Cortisol in schizophrenia: No association with tobacco smoking, clinical symptoms or antipsychotic medication
Introduction
Schizophrenia is a severe, heterogeneous chronic mental disorder with diverse clinical manifestations, influenced by various genetic risk factors and complex interplay between environmental risk factors such as stress exposure and gene–environment interactions. It affects about 1% of the population worldwide (Kahn et al., 2015). Patients with schizophrenia have dysregulated major system regulating the stress response, the hypothalamic–pituitary–adrenal (HPA) axis (Bradley and Dinan, 2010, Brenner et al., 2009, Girshkin et al., 2014, Girshkin et al., 2016, Walker et al., 2008), manifested in the form of both hyper- and hypofunction (Bradley and Dinan, 2010). Schizophrenic patients show altered response to stress compared to control subjects (Brenner et al., 2009, Girshkin et al., 2016). The HPA axis abnormalities in schizophrenia are indicated by elevated basal cortisol levels (Girshkin et al., 2014, Jakovljevic et al., 1998, Muck-Seler et al., 1999), non-suppression of cortisol after dexamethasone suppression test (DST) (Hori et al., 2012, Jakovljevic et al., 1998, Muck-Seler et al., 1999), and blunted cortisol awakening response (CAR) (Mondelli et al., 2010).

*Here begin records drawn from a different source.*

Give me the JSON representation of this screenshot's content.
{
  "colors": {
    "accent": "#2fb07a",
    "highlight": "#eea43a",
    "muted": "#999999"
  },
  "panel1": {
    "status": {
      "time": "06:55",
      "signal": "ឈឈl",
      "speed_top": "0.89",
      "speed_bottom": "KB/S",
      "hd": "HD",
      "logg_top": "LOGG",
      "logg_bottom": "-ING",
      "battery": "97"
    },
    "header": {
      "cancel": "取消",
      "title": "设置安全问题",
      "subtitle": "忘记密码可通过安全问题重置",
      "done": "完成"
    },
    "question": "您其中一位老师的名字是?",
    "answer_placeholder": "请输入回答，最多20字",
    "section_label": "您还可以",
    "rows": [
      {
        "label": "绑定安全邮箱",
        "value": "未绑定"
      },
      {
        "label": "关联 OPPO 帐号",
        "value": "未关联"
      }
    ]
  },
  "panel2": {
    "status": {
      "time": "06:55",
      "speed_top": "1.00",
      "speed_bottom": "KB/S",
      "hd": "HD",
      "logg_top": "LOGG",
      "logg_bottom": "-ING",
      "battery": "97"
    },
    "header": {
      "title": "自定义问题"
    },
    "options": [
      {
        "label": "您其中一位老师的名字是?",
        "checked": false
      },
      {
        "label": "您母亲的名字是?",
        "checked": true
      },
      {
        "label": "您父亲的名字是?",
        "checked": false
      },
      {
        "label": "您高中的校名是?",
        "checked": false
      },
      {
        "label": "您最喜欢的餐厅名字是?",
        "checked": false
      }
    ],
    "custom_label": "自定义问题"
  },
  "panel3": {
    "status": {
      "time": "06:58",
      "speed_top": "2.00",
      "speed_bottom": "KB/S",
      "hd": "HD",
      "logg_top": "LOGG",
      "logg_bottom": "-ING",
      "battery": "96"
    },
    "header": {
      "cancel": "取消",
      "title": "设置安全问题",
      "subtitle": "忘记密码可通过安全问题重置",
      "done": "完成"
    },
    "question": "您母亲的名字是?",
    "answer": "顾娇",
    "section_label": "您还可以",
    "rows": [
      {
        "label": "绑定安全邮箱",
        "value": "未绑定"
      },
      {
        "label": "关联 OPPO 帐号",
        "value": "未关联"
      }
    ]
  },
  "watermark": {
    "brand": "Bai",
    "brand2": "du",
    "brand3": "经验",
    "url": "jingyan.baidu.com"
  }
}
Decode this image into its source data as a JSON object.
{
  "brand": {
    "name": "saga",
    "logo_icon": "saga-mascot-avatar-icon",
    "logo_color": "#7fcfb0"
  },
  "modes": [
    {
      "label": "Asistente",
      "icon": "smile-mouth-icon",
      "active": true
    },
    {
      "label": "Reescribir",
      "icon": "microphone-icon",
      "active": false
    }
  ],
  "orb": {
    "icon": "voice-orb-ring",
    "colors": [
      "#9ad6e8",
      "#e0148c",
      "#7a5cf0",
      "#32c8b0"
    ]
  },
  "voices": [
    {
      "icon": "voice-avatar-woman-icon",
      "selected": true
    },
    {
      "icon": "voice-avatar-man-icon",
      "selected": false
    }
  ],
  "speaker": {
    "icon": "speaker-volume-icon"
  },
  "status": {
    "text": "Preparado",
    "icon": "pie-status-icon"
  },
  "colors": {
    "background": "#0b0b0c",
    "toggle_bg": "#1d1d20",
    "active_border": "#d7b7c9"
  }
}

Disrupted 24-h diurnal rhythm of cortisol secretion (Gallagher et al., 2007) and lower cortisol response to psychological stress (Brenner et al., 2009, Gispen-de Wied, 2000) were also reported. However, there are reports showing similar basal cortisol concentration between schizophrenia patients and controls (Bradley and Dinan, 2010). Some variations in the HPA axis are assumed (Murri et al., 2012) to be associated with severity of particular clinical symptoms evaluated by the Positive and Negative Syndrome Scale (PANSS) (Kay et al., 1987). However, our previous study did not confirm these findings (Pivac et al., 1997). Cortisol was reported to be associated with positive and depressive symptoms, excitement and disorganization in a small sample of first episode psychosis (Murri et al., 2012). Although schizophrenia is a neurodevelopmental disorder, the neural diathesis-stress model implicates the role of stress and HPA axis, and interaction with disturbed dopaminergic pathways, in the etiology of schizophrenia (Pruessner et al., 2016, Walker et al., 2008).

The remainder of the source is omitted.